On May 25, 1787, delegates representing every state except Rhode Island gathered together at Philadelphia’s Pennsylvania State House for the Constitutional Convention. The assembly immediately discarded the idea of amending the Articles of Confederation and set about drawing up a brand new plan for the government. During an intense debate, the delegates forged a federal system characterized by a complicated system of checks and balances. The convention was divided over numerous issues, the biggest one being state representation in Congress. The delegates who started to doubt the documents ratification due to the division in the convention noted that history had shown that large republics tended to decay into various forms of tyranny. The delegates who were strongly for the ratification of the document took matters into their own hands. They wanted to rally citizens and delegates to support the Constitution. This is how the Federalist papers came to be written.

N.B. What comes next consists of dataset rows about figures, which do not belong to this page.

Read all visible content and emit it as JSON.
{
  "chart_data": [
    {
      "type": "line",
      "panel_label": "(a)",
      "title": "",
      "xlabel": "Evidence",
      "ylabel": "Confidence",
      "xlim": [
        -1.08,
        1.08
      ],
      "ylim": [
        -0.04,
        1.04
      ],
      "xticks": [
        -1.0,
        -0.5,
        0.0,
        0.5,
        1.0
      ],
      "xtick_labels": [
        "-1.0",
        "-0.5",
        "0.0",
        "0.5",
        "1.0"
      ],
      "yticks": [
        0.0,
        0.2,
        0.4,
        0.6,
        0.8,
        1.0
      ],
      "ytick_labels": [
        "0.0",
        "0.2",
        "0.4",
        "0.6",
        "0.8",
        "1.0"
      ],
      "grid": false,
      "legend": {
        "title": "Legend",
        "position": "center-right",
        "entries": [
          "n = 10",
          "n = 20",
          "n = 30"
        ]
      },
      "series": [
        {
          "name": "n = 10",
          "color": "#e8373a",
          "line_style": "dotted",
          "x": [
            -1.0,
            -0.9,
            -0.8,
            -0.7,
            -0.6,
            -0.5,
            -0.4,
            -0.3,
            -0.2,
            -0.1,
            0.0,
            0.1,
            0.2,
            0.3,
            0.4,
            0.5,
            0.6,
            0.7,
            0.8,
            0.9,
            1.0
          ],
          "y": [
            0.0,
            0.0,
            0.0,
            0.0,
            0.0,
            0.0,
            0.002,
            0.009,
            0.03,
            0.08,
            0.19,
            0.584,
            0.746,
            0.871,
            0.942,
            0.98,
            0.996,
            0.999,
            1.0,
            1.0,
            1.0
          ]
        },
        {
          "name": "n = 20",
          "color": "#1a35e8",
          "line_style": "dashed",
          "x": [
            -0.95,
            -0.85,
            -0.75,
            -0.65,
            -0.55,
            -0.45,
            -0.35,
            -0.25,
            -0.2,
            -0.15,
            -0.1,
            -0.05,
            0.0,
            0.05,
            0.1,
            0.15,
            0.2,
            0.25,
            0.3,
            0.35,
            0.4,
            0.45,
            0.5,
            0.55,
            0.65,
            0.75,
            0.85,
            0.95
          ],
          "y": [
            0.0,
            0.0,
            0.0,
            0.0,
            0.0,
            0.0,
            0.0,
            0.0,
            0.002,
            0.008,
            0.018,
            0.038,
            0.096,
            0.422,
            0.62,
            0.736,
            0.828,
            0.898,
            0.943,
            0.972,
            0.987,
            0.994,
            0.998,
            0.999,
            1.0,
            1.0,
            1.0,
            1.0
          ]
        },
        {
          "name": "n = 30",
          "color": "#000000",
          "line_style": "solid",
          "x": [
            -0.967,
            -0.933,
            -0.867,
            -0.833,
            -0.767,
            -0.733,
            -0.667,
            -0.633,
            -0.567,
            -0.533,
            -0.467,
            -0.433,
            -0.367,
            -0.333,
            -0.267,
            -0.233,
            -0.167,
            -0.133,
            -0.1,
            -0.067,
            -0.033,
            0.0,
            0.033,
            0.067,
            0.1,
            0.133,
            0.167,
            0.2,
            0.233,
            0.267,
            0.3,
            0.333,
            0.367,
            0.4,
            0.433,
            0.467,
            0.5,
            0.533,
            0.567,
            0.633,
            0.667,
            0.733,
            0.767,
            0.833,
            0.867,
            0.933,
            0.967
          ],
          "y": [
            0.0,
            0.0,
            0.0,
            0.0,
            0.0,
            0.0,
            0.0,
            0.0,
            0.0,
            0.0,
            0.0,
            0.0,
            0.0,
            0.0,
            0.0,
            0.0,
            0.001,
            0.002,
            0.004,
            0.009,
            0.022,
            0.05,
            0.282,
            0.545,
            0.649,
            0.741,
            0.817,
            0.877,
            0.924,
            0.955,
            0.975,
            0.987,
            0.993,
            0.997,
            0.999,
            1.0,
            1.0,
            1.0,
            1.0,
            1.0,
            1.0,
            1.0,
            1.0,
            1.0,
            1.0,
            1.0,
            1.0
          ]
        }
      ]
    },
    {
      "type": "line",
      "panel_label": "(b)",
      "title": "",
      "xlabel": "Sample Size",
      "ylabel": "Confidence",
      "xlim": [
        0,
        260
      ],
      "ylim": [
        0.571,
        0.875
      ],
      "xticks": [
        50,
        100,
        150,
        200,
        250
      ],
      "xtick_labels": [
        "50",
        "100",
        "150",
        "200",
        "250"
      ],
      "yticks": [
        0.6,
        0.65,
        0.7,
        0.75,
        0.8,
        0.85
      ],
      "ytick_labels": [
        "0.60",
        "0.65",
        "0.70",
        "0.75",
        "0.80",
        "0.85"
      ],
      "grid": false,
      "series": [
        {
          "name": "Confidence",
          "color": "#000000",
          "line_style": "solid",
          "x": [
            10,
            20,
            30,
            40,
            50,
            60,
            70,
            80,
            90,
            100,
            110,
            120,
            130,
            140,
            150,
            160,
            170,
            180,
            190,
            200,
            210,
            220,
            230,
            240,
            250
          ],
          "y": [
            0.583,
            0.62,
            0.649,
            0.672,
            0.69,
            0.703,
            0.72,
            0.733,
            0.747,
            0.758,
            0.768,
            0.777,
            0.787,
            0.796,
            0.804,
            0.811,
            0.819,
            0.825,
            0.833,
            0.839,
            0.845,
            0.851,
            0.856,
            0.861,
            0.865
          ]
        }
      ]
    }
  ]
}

The Federalist Papers consist of eighty-five letters written to newspapers in the late 1780s to urge the ratification of the U.S. Constitution. One of the Federalist papers is Number 10 by James Madison, and was written for this division issue. Due to the fact that James Madison not only acknowledged the concerns of some delegates, but also gave a counter argument to explain why the Constitution will fix problems rather than impose them, is one of the reasons why Federalist Paper Number 10 adequately defends the need for the Constitution. Madison begins by stating that private rights and public good would be best protected in a single large republic rather than a mixture of small republics. He countered the concern about the republic leading to tyranny by stating that it was exactly the great number of factions and diversity that would avoid tyranny. He explained that groups would be forced to negotiate and compromise among themselves, arriving at solutions that would respect the rights of minorities.

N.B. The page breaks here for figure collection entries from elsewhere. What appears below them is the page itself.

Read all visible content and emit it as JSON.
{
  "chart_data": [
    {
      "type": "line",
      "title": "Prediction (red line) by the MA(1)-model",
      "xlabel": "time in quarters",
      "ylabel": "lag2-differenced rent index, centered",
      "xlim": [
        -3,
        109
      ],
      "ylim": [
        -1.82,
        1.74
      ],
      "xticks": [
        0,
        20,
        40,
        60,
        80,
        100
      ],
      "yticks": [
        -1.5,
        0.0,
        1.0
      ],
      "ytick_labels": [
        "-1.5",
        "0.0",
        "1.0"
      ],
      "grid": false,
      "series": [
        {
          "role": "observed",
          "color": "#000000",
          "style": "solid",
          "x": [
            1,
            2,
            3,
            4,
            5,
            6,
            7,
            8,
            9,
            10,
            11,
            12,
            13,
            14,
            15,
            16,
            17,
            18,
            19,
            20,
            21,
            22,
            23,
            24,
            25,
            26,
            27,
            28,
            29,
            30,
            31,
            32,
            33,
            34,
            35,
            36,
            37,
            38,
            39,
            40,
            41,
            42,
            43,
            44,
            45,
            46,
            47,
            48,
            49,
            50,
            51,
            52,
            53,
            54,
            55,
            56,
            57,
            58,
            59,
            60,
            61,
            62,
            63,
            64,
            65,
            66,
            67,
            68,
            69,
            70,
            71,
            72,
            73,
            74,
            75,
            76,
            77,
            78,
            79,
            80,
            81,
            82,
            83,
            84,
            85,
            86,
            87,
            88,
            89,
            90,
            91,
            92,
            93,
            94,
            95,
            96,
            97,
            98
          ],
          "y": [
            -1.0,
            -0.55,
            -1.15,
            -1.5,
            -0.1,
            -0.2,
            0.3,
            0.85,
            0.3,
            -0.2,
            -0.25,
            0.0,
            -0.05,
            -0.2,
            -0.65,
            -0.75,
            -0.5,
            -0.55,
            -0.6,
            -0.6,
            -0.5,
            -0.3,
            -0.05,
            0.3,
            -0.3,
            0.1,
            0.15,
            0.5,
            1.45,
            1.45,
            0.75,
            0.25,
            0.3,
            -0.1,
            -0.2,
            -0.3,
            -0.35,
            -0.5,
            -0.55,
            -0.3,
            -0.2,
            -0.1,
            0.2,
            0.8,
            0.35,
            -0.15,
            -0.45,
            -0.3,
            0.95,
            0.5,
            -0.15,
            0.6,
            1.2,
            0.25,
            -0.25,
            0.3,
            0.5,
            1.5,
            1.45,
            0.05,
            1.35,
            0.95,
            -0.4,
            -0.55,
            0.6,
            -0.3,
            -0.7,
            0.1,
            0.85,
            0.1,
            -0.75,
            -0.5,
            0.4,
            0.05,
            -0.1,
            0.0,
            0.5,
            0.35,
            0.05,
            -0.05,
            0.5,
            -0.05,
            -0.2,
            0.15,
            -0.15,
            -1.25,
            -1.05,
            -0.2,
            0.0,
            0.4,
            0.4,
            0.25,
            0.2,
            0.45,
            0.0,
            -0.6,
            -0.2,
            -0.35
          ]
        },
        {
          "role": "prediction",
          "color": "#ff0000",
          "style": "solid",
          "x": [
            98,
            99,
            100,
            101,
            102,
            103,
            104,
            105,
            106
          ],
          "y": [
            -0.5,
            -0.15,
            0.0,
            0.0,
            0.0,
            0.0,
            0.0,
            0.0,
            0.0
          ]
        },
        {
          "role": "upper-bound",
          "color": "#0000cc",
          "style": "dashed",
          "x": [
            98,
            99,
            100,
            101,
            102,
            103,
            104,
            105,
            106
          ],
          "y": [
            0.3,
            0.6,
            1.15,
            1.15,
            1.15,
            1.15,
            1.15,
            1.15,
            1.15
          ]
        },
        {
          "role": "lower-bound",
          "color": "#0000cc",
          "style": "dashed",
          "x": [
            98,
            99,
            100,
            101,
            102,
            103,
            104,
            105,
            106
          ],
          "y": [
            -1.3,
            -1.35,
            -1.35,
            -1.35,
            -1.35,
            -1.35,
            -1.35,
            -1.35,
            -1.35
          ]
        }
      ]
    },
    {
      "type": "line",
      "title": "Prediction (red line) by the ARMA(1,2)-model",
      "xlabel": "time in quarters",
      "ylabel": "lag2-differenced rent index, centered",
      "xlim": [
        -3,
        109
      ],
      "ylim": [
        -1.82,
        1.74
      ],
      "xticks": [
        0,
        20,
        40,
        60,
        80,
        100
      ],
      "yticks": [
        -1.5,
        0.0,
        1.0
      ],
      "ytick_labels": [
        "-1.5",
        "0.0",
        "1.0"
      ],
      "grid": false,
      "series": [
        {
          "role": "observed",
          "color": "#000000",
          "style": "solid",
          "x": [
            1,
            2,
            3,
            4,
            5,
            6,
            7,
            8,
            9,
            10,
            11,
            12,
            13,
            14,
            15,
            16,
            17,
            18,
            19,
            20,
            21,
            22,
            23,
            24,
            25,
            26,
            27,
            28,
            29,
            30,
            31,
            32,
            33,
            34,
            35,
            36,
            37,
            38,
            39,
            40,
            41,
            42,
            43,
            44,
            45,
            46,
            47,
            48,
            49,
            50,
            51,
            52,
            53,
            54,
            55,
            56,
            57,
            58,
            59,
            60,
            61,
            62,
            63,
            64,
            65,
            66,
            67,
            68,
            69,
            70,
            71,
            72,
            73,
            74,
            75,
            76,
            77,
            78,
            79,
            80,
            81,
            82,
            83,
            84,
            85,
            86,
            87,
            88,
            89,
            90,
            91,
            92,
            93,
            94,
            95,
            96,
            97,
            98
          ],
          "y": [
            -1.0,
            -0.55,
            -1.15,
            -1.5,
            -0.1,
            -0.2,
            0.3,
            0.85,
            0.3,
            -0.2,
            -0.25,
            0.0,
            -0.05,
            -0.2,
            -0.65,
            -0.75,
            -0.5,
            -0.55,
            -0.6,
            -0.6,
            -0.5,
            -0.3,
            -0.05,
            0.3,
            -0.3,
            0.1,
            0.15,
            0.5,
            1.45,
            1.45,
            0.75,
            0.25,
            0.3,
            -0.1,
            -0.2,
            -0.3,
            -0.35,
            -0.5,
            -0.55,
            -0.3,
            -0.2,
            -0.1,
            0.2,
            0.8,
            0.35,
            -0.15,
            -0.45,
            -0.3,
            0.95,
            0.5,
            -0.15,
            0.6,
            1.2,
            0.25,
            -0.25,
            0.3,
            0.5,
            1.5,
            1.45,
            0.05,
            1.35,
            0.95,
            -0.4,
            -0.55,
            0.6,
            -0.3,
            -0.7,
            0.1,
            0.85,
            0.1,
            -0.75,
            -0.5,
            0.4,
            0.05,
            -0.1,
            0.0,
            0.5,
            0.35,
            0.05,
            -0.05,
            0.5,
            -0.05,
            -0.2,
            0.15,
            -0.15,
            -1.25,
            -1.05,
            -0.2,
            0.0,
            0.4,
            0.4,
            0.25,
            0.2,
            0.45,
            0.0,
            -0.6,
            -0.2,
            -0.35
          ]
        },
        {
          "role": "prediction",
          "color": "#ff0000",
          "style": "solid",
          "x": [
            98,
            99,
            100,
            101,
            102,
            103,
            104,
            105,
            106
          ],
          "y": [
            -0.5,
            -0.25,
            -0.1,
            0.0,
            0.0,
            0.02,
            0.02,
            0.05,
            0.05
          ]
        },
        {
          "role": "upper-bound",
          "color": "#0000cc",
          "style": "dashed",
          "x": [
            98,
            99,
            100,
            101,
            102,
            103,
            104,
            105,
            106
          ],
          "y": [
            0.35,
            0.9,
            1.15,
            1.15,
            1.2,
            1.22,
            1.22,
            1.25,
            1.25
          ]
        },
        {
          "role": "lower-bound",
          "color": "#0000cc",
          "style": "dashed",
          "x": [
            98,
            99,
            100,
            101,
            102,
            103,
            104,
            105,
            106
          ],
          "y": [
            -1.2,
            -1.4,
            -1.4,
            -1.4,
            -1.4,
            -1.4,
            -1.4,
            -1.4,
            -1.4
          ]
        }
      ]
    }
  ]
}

However that isn’t to say that no one gave anything up for the Constitution. Explicitly stated in the document Madison says “It must be confessed, that in this, as in most other cases, there is a mean, on both sides of which inconveniences will be found to lie. By enlarging too much the number of electors, you render the representative too little acquainted with all their local circumstances and lesser interests; as by reducing it too much, you render him unduly attached to these and too little fit to comprehend and pursue great and national objects”.
Madison insisted that in order to have a Constitution they must form a “happy combination” of certain arguments, as stated in the document. The meaning and purpose of Madison’s Federalist Paper Number 10 becomes clearer as one continues to read. He argues for the Constitution in a way that explains why we need it, and also what things we will lack if we don’t ratify it. It is by using a combination of those arguments that Madison was able to get his view across.

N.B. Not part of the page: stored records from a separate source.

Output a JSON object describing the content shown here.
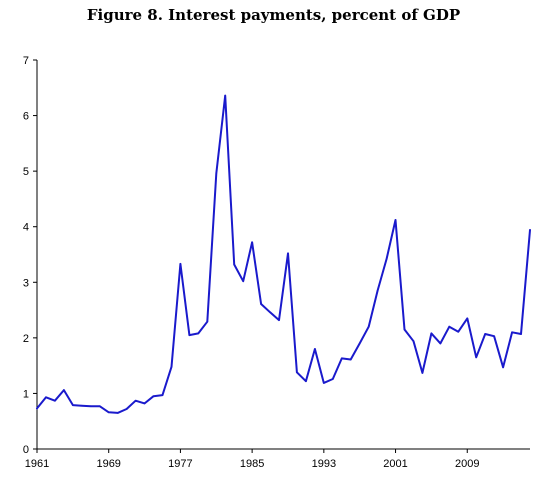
{
  "chart_data": {
    "type": "line",
    "title": "Figure 8. Interest payments, percent of GDP",
    "xlabel": "",
    "ylabel": "",
    "xlim": [
      1961,
      2016
    ],
    "ylim": [
      0,
      7
    ],
    "x_tick_labels": [
      "1961",
      "1969",
      "1977",
      "1985",
      "1993",
      "2001",
      "2009"
    ],
    "y_tick_labels": [
      "0",
      "1",
      "2",
      "3",
      "4",
      "5",
      "6",
      "7"
    ],
    "x_ticks": [
      1961,
      1969,
      1977,
      1985,
      1993,
      2001,
      2009
    ],
    "y_ticks": [
      0,
      1,
      2,
      3,
      4,
      5,
      6,
      7
    ],
    "grid": false,
    "legend": "none",
    "color": "#1a1acc",
    "x": [
      1961,
      1962,
      1963,
      1964,
      1965,
      1966,
      1967,
      1968,
      1969,
      1970,
      1971,
      1972,
      1973,
      1974,
      1975,
      1976,
      1977,
      1978,
      1979,
      1980,
      1981,
      1982,
      1983,
      1984,
      1985,
      1986,
      1987,
      1988,
      1989,
      1990,
      1991,
      1992,
      1993,
      1994,
      1995,
      1996,
      1997,
      1998,
      1999,
      2000,
      2001,
      2002,
      2003,
      2004,
      2005,
      2006,
      2007,
      2008,
      2009,
      2010,
      2011,
      2012,
      2013,
      2014,
      2015,
      2016
    ],
    "y": [
      0.73,
      0.93,
      0.87,
      1.06,
      0.79,
      0.78,
      0.77,
      0.77,
      0.66,
      0.65,
      0.72,
      0.87,
      0.82,
      0.95,
      0.97,
      1.48,
      3.33,
      2.05,
      2.08,
      2.29,
      4.96,
      6.36,
      3.32,
      3.02,
      3.72,
      2.61,
      2.46,
      2.32,
      3.52,
      1.38,
      1.22,
      1.8,
      1.19,
      1.26,
      1.63,
      1.61,
      1.9,
      2.2,
      2.85,
      3.42,
      4.12,
      2.15,
      1.94,
      1.37,
      2.08,
      1.9,
      2.2,
      2.11,
      2.35,
      1.65,
      2.07,
      2.03,
      1.47,
      2.1,
      2.07,
      3.94
    ]
  }
}
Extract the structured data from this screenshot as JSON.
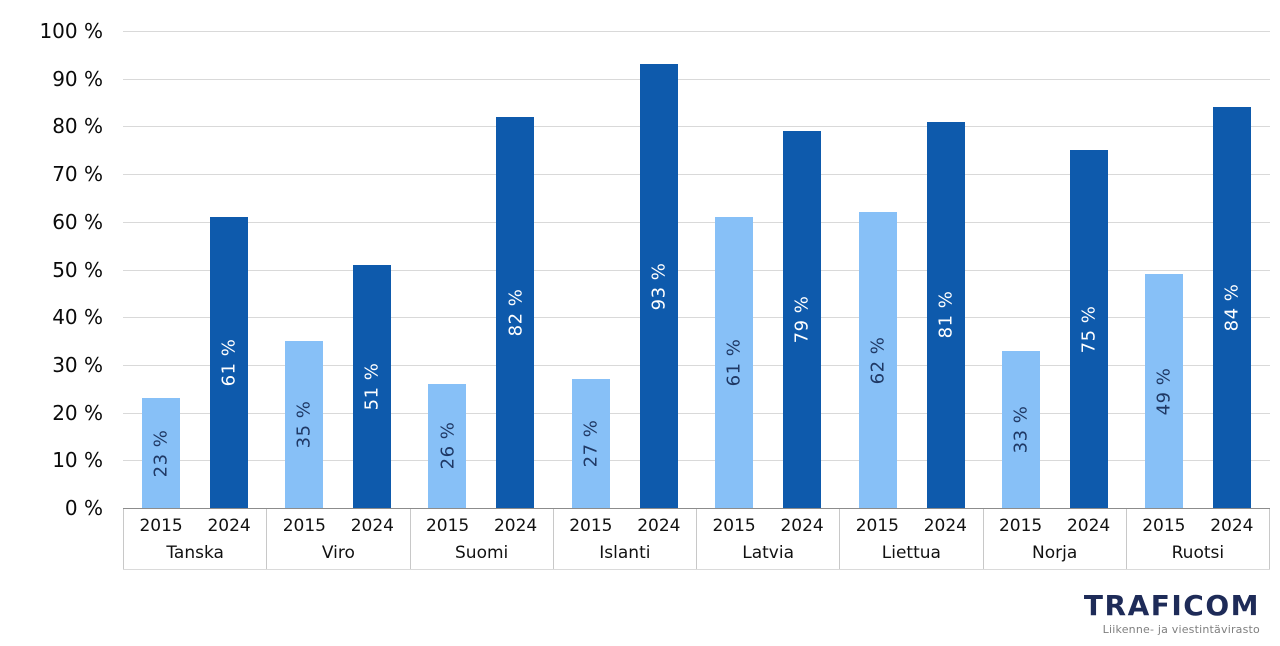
{
  "chart_data": {
    "type": "bar",
    "categories": [
      "Tanska",
      "Viro",
      "Suomi",
      "Islanti",
      "Latvia",
      "Liettua",
      "Norja",
      "Ruotsi"
    ],
    "series": [
      {
        "name": "2015",
        "color": "#87C0F7",
        "label_color": "#1F3864",
        "values": [
          23,
          35,
          26,
          27,
          61,
          62,
          33,
          49
        ]
      },
      {
        "name": "2024",
        "color": "#0E5AAC",
        "label_color": "#FFFFFF",
        "values": [
          61,
          51,
          82,
          93,
          79,
          81,
          75,
          84
        ]
      }
    ],
    "value_suffix": " %",
    "bar_label_rotation": -90,
    "ylim": [
      0,
      100
    ],
    "y_tick_step": 10,
    "y_ticks": [
      "0 %",
      "10 %",
      "20 %",
      "30 %",
      "40 %",
      "50 %",
      "60 %",
      "70 %",
      "80 %",
      "90 %",
      "100 %"
    ],
    "grid": true,
    "gridline_color": "#D9D9D9",
    "legend_position": "none",
    "title": "",
    "xlabel": "",
    "ylabel": ""
  },
  "logo": {
    "wordmark": "TRAFICOM",
    "tagline": "Liikenne- ja viestintävirasto",
    "wordmark_color": "#1E2B58",
    "tagline_color": "#7F7F7F"
  }
}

In today’s time Madison’s Federalist Paper Number 10 is considered one of the most influential papers. It rebuts the Anti-federalists’ argument that a republic would soon crumble under the pressure of factional divisions. Madison outlined how a republican government could balance the needs of the minority and majority while preserving liberty and diversity. This document is one of the main reasons we have the Constitution that we abide by today.